Description
The stone plane/saw was an instrument used in the preparation of building stones.
Translation
2SA 12:31: There is disagreement among scholars concerning the precise action that is being described here, and this is reflected in the different translations. It is possible to understand that David tortured or killed the inhabitants of Rabbah with various implements, including saws (KJV, NASB). Most modern translations, however, understand the text to mean that David put the people to work with those implements (for example, NCV “He also brought out the people of the city and forced them to work with saws, iron picks, and axes …”). This is the preferred interpretation. While the argument is more complicated for the parallel text at 1CH 20:3 (which is not identical), most translations give the same rendering there.
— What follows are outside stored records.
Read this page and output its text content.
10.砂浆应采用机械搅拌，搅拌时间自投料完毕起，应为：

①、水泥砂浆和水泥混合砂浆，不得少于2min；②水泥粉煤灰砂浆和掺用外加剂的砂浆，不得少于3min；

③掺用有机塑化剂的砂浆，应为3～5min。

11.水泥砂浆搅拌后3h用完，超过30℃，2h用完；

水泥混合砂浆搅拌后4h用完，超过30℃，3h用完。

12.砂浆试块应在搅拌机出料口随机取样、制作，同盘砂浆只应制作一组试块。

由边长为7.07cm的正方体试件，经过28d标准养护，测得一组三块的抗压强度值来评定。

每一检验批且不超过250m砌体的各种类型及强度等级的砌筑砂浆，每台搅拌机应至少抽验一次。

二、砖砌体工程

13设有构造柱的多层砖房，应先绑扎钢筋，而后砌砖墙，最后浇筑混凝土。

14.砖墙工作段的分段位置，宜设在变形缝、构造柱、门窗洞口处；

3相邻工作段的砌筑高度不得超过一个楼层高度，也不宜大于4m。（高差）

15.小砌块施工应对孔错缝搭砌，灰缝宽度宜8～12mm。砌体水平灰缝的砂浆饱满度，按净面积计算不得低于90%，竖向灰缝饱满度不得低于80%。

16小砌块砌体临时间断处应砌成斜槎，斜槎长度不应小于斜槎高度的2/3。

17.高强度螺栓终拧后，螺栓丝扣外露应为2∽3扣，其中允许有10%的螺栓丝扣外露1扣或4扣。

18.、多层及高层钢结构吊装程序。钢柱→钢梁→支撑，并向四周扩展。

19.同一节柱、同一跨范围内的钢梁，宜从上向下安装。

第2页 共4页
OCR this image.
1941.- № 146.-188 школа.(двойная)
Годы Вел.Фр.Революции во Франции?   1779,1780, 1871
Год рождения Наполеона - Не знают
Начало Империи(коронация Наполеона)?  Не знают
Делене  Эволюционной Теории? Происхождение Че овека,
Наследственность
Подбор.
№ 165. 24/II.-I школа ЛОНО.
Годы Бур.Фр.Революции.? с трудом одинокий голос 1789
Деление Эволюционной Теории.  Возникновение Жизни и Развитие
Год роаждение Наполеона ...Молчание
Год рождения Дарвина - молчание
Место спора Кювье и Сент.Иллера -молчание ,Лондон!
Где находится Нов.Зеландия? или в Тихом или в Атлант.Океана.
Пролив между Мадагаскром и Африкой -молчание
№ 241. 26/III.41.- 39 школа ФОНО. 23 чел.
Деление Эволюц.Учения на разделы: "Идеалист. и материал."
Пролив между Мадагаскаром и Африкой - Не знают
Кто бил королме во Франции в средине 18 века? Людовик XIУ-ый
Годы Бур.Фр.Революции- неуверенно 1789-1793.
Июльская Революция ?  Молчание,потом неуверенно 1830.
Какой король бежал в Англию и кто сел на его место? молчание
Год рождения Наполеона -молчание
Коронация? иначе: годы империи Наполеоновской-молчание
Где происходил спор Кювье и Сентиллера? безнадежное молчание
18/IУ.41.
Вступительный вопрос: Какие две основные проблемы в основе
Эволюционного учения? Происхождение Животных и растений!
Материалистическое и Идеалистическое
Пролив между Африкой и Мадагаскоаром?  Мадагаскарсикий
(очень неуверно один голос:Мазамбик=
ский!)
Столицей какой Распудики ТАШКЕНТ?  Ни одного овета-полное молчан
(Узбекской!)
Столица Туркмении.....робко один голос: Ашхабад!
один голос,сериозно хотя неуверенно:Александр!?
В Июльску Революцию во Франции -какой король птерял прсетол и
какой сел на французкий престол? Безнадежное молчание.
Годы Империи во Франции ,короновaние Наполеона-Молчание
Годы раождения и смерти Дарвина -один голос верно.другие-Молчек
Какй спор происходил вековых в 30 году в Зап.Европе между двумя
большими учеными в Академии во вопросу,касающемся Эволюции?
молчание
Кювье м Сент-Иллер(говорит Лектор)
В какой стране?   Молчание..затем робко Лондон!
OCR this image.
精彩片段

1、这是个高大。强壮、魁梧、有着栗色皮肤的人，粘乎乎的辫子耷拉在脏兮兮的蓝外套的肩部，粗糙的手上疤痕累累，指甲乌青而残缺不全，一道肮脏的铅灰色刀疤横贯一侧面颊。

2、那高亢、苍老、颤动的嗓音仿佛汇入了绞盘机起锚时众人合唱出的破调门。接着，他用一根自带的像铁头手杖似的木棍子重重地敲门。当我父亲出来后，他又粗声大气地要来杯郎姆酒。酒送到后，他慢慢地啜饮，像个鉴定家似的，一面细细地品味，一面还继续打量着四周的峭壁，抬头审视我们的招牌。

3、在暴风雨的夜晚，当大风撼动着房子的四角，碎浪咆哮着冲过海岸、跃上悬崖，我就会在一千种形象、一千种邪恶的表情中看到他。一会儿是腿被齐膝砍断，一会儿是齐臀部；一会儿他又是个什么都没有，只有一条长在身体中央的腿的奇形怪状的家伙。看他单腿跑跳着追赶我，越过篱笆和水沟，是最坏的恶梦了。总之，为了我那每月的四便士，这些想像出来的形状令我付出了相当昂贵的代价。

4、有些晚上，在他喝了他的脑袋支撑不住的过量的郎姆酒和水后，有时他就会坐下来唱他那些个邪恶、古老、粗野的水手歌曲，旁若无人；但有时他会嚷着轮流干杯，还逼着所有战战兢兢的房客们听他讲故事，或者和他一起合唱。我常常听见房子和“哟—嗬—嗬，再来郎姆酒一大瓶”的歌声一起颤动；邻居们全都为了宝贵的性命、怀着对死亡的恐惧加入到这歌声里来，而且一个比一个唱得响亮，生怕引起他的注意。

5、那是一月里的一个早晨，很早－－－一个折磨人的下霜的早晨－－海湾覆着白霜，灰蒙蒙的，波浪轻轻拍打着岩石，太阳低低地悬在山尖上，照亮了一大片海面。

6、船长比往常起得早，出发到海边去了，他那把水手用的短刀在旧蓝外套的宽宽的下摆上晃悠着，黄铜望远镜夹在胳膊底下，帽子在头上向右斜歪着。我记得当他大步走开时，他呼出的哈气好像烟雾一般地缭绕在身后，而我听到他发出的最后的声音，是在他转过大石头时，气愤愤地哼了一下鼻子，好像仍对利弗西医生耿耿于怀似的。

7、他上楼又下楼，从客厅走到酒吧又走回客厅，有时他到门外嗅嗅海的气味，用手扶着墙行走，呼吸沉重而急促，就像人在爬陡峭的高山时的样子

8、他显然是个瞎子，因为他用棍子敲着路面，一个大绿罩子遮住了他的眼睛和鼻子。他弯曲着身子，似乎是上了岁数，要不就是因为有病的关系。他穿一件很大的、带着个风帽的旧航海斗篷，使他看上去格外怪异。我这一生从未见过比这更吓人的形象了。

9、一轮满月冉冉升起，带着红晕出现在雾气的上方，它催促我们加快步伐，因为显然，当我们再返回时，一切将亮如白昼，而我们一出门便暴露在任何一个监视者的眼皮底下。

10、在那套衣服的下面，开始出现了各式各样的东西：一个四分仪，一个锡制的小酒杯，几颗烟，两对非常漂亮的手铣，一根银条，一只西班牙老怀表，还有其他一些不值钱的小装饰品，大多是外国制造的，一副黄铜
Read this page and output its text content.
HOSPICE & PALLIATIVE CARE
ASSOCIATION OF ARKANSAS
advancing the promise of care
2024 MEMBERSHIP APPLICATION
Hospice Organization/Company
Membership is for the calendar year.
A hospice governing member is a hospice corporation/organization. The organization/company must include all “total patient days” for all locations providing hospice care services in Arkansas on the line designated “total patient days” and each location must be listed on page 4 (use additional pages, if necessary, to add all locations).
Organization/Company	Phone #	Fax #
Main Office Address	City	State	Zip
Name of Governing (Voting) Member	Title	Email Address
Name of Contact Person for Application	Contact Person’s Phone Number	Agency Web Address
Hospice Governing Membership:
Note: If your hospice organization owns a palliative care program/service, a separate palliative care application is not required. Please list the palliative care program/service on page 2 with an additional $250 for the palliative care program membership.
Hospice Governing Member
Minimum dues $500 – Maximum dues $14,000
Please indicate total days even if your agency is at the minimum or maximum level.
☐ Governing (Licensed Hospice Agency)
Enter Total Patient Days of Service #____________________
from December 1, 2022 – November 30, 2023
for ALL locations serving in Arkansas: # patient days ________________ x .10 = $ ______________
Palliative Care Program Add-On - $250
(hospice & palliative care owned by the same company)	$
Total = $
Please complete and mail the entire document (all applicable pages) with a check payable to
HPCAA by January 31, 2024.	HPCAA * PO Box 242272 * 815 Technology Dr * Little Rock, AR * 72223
It now seems probable that translations have been inaccurate in rendering the Hebrew word mgerah as “saw[s].” Archaeology knows of no use of saws either to quarry or to shape stones in the time period described. Many building stones have been found which were finely smoothed, but these stones show none of the marks that would have been left by a saw. It has been proposed that the mgerah was a heavy metal instrument with a wide rough surface, like that of a file. This instrument was pushed and pulled across the surface of the stone until it was quite smooth. This would have been heavy and exhausting work, appropriate for captives or slaves (see Barkay, pages 32–37).